That’s a perfectly valid idea in theory, but in practice you’ll run into a few painful trade-offs, especially in multi-user environments. Trust me, I'm currently doing exactly that in our fairly limited exploration of how we can leverage local LLMs at work (SME).
Unless you have sufficient VRAM to keep all potential specialized models loaded simultaneously (which negates some of the "lightweight" benefit for the overall system), you'll be forced into model swapping. Constantly loading and unloading models to and from VRAM is a notoriously slow process.
If you have concurrent users with diverse needs (e.g., a developer requiring code generation and a marketing team member needing creative text), the system would have to swap models in and out if they can't co-exist in VRAM. This drastically increases latency before the selected model even begins processing the actual request.
The latency from model swapping directly translates to a poor user experience. Users, especially in an enterprise context, are unlikely to tolerate waiting for a minute or more just for the system to decide which model to use and then load it. This can quickly lead to dissatisfaction and abandonment.
This external routing mechanism is, in essence, an attempt to implement a sort of Mixture-of-Experts (MoE) architecture manually and at a much coarser grain. True MoE models (like the recently released Qwen3-30B-A3B, for instance) are designed from the ground up to handle this routing internally, often with shared parameter components and highly optimized switching mechanisms that minimize latency and resource contention.
To mitigate the latency from swapping, you'd be pressured to provision significantly more GPU resources (more cards, more VRAM) to keep a larger pool of specialized models active. This increases costs and complexity, potentially outweighing the benefits of specialization if a sufficiently capable generalist model (or a true MoE) could handle the workload with fewer resources. And a lot of those additional resources would likely sit idle for most of the time, too.
Have you looked into semantic router?
It will be a faster way to look up the right model for the right task.
I agree that using a llm for routing is not good, takes money, takes time, and can often take the wrong route.
Semantic router is on my radar, but I haven't had a good look at it yet. The primary bottleneck in our current setup, isn't really the routing decision time. The lightweight LLM I chose (Gemma3 4B) handles the task identification fairly well in terms of both speed and accuracy from what I've found.

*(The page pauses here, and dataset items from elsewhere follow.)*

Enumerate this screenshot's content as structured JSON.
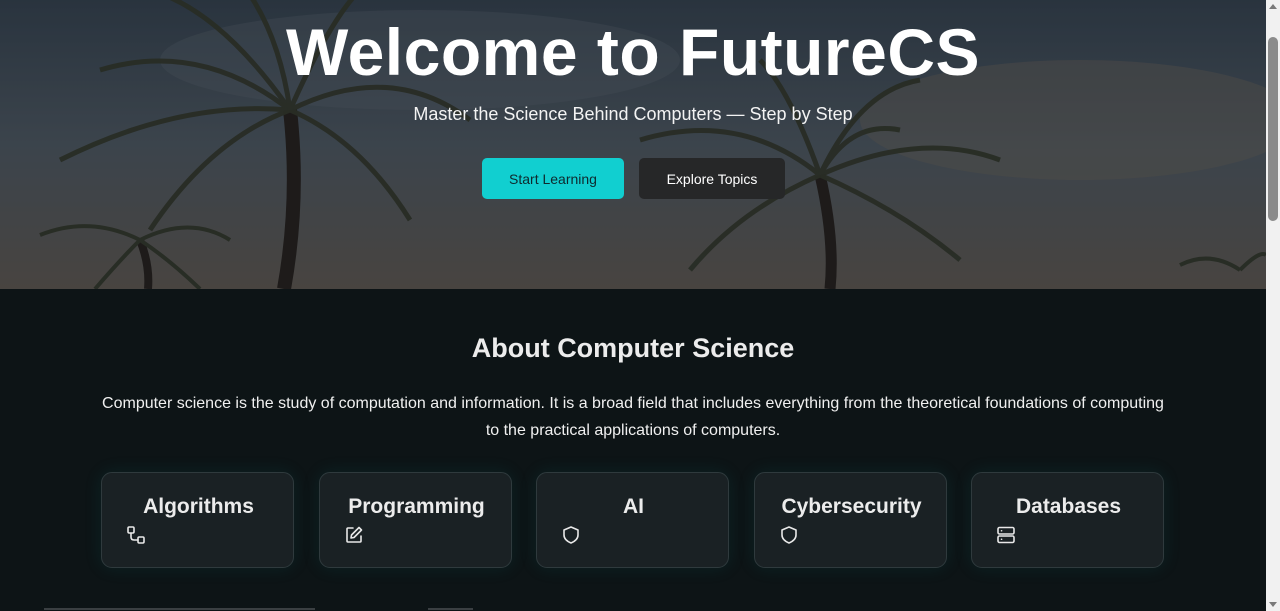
{
  "hero": {
    "title": "Welcome to FutureCS",
    "subtitle": "Master the Science Behind Computers — Step by Step",
    "primary_button": "Start Learning",
    "secondary_button": "Explore Topics"
  },
  "about": {
    "title": "About Computer Science",
    "description": "Computer science is the study of computation and information. It is a broad field that includes everything from the theoretical foundations of computing to the practical applications of computers."
  },
  "topics": [
    {
      "label": "Algorithms",
      "icon": "flow-icon"
    },
    {
      "label": "Programming",
      "icon": "edit-icon"
    },
    {
      "label": "AI",
      "icon": "shield-icon"
    },
    {
      "label": "Cybersecurity",
      "icon": "shield-icon"
    },
    {
      "label": "Databases",
      "icon": "server-icon"
    }
  ],
  "colors": {
    "accent": "#11cfd0",
    "dark_button": "#262728",
    "section_bg": "#0d1416",
    "card_bg": "#1a2124"
  }
}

For some context: this is a fairly limited exploratory deployment which runs alongside other priority projects for me, so I'm not too obsessed with optimizing the decision-making time. Those three seconds are relatively minor when compared with the 20–60 seconds it takes to unload the old and load a new model.

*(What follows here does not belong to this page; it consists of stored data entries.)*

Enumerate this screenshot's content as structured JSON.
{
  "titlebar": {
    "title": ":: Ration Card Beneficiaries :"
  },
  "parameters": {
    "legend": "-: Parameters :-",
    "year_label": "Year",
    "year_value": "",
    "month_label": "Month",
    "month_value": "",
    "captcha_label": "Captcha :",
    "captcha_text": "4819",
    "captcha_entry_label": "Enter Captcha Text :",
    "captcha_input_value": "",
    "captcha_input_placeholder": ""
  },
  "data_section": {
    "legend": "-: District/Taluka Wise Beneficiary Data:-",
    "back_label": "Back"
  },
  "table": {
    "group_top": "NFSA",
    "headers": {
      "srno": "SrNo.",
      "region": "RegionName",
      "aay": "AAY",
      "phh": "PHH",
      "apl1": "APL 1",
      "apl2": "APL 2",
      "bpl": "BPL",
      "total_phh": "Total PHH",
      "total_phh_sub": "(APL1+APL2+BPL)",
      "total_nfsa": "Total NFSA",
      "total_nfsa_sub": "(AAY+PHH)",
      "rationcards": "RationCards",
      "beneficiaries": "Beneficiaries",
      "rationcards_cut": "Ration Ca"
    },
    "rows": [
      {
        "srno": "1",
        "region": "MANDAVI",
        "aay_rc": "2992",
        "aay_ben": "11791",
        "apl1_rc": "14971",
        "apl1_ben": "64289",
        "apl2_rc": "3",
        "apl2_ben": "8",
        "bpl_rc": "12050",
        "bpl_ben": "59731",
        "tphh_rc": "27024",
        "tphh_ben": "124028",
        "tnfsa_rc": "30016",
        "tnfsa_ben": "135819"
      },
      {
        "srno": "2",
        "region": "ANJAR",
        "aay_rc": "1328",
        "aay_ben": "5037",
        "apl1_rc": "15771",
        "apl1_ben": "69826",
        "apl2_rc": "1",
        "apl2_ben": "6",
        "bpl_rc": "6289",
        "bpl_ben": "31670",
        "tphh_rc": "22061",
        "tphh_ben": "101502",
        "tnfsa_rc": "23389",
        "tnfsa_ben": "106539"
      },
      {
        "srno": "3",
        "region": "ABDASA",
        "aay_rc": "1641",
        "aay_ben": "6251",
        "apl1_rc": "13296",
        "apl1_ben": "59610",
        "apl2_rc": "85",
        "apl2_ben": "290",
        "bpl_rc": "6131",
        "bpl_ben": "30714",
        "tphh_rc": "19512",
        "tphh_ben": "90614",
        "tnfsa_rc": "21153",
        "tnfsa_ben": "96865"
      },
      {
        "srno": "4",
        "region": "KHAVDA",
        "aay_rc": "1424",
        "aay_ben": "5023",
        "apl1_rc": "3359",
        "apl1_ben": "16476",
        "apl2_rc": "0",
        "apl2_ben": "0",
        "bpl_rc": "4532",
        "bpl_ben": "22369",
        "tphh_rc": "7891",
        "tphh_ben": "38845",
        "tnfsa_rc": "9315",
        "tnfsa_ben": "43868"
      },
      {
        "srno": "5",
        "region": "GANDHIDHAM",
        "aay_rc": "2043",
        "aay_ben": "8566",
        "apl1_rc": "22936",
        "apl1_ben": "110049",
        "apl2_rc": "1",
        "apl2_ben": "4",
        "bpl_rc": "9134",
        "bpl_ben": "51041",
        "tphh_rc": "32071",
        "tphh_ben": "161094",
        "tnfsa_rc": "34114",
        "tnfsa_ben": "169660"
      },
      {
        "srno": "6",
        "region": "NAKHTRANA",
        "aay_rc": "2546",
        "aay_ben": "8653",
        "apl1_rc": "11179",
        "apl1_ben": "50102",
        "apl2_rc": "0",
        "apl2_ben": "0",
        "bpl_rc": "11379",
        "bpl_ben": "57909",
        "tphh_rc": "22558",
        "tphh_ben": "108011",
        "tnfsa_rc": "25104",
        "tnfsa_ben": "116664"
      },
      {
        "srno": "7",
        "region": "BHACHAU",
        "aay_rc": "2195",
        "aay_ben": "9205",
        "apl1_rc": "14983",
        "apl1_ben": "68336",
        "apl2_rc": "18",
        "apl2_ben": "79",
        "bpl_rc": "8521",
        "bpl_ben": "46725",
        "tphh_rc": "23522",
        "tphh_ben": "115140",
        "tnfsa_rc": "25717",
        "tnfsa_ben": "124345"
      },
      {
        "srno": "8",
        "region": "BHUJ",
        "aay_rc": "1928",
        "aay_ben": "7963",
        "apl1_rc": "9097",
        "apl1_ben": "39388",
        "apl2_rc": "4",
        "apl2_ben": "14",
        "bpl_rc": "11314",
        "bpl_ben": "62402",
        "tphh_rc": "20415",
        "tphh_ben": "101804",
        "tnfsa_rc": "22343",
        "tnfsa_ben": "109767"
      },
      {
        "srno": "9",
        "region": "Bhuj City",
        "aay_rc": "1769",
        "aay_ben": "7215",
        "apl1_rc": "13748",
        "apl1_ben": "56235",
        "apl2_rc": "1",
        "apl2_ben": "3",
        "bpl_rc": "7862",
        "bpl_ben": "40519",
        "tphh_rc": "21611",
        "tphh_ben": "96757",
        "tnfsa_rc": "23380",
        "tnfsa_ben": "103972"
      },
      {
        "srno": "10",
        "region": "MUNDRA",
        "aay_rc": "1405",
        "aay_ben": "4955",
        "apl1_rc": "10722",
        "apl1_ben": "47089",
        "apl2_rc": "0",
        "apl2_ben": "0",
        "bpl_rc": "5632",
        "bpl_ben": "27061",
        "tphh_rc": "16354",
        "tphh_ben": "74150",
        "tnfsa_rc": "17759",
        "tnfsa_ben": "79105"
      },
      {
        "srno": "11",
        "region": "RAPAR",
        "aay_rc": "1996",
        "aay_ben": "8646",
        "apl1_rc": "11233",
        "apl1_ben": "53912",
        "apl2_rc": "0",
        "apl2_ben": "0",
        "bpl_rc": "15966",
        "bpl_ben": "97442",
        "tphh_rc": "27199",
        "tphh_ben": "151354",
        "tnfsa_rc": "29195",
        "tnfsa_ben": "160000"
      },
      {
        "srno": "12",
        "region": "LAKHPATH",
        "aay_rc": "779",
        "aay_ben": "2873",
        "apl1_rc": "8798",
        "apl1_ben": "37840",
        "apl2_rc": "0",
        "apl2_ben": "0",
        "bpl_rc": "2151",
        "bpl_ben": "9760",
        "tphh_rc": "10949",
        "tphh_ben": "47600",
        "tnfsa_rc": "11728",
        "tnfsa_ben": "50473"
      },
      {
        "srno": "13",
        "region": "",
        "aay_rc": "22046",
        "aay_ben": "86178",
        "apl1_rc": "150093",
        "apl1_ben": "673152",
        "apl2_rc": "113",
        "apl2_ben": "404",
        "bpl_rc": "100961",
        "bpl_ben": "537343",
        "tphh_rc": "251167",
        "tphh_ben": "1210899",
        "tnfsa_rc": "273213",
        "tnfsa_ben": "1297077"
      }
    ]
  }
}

I can see semantic router being really useful in scenarios built around commercial, API-accessed models, though. There, it could yield significant cost savings by, for example, intelligently directing simpler queries to a less capable but cheaper model instead of the latest and greatest (and likely significantly more expensive) model users might feel drawn to. You're basically burning money if you let your employees use Claude 3.7 to format a .csv file.
Good idea. Then you could place another lighter-weight model in front of THAT, to figure out which model to use in order to find out which model to use.
My guess is that this is basically what AI providers are slowly moving to. And this is what models seem to be doing underneath the surface as well now with Mixture of Experts (MoE).
I mean, the general purpose models already do this in a way, routing to a selected expert. It's a pretty fundamental concept for ensemble learning, which is what MOE experts are, effectively.
I don't see any reason you couldn't stack more layers of routing in front, to select the model. However, this starts to seem inefficient.
I think the optimal solution will eventually be companies training and publishing hyper-focused expert models, that are designed to be used with other models and a router.
Then interface vendors can purchase different experts and assemble the models themselves, like how a phone manufacter purchases parts from many suppliers, even their compeditors, in order to create the best final product. The bigger players (e.g. Apple for this analogy) might make more parts in house, but even the latest iPhone still has Samsung chips in it in teardowns.